2Gegen dieses Urteil wenden sich die Angeklagten mit ihren Revisionen, mit denen sie die Verletzung sachlichen Rechts rügen. Die Rechtsmittel erzielen den aus der Beschlussformel ersichtlichen Teilerfolg; im Übrigen sind sie unbegründet.
I.
3Nach den Feststellungen des Landgerichts besaßen die Angeklagten am in ihrer Wohnung gemeinschaftlich eine Gesamtmenge von 515,41 Gramm Marihuana mit einem Wirkstoffgehalt von 43,5 Gramm THC, die zum gemeinsamen Konsum bestimmt war. Dies hat das Landgericht hinsichtlich beider Angeklagter als minder schweren Fall des Besitzes von Betäubungsmitteln in nicht geringer Menge bewertet und die Strafe dem Strafrahmen des § 29a Abs. 2 BtMG (Freiheitsstrafe von drei Monaten bis zu fünf Jahren) entnommen.
II.
4Die auf die Sachrüge gebotene umfassende Nachprüfung des Urteils führt unter Verwerfung der Rechtsmittel im Übrigen zu einer Änderung der Schuldsprüche und zur Aufhebung der Strafaussprüche.
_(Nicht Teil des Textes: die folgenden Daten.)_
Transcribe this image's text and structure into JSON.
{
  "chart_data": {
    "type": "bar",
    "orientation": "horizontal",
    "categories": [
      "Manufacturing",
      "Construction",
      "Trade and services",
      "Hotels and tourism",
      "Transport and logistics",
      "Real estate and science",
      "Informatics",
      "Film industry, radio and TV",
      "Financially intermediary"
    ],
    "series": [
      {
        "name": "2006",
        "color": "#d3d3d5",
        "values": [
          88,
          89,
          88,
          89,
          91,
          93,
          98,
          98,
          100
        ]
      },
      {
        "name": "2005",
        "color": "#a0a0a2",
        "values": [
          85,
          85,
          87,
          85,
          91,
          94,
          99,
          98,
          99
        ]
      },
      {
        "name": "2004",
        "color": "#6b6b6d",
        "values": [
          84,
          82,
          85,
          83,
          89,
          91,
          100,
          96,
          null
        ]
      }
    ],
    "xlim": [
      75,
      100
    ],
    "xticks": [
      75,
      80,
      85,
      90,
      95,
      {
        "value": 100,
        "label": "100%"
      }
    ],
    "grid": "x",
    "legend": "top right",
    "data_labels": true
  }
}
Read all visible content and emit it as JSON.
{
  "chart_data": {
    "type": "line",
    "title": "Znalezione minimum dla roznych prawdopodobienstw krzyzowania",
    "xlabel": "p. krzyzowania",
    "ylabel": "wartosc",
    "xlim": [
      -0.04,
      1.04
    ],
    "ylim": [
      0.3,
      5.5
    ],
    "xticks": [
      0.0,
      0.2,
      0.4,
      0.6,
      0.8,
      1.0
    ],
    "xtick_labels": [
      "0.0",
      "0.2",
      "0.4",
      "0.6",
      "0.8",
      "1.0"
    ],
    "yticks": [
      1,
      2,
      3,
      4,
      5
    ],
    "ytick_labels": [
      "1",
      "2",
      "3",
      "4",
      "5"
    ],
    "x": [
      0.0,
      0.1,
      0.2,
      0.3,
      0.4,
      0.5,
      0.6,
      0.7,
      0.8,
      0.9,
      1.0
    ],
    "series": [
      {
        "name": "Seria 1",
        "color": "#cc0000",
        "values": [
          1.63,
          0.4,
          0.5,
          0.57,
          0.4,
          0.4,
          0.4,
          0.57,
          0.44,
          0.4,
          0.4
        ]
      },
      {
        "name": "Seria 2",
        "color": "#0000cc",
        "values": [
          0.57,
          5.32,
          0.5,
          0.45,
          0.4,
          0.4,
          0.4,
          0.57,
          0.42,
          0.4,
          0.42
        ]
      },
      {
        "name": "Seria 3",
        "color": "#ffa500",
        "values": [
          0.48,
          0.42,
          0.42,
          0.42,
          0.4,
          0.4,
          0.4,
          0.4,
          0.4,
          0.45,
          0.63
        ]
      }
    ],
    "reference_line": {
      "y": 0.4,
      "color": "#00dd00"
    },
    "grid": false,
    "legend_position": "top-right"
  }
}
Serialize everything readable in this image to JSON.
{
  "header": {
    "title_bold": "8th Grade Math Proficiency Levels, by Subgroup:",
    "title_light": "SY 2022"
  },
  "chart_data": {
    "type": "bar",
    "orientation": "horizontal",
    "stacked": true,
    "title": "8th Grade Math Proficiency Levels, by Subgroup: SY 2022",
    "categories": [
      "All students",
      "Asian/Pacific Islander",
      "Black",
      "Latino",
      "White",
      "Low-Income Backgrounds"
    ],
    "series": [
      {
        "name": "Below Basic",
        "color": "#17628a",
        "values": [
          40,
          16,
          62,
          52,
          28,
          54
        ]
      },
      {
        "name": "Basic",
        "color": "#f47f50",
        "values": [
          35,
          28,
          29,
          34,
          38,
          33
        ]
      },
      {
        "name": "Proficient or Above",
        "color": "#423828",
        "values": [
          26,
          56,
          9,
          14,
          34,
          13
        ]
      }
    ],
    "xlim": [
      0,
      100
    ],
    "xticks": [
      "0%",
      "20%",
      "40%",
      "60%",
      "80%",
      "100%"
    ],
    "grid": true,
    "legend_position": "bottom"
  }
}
51. Der Senat ändert die Schuldsprüche wegen des Inkrafttretens des Konsumcannabisgesetzes zum wie aus der Entscheidungsformel ersichtlich ab. Der Straftatbestand des Besitzes von Cannabis nach § 34 Abs. 1 Nr. 1 KCanG ist hier gegenüber demjenigen des Besitzes von Betäubungsmitteln in nicht geringer Menge nach § 29a Abs. 1 Nr. 2, Abs. 2 BtMG günstiger und daher gemäß § 2 Abs. 3 StGB, § 354a StPO maßgeblich.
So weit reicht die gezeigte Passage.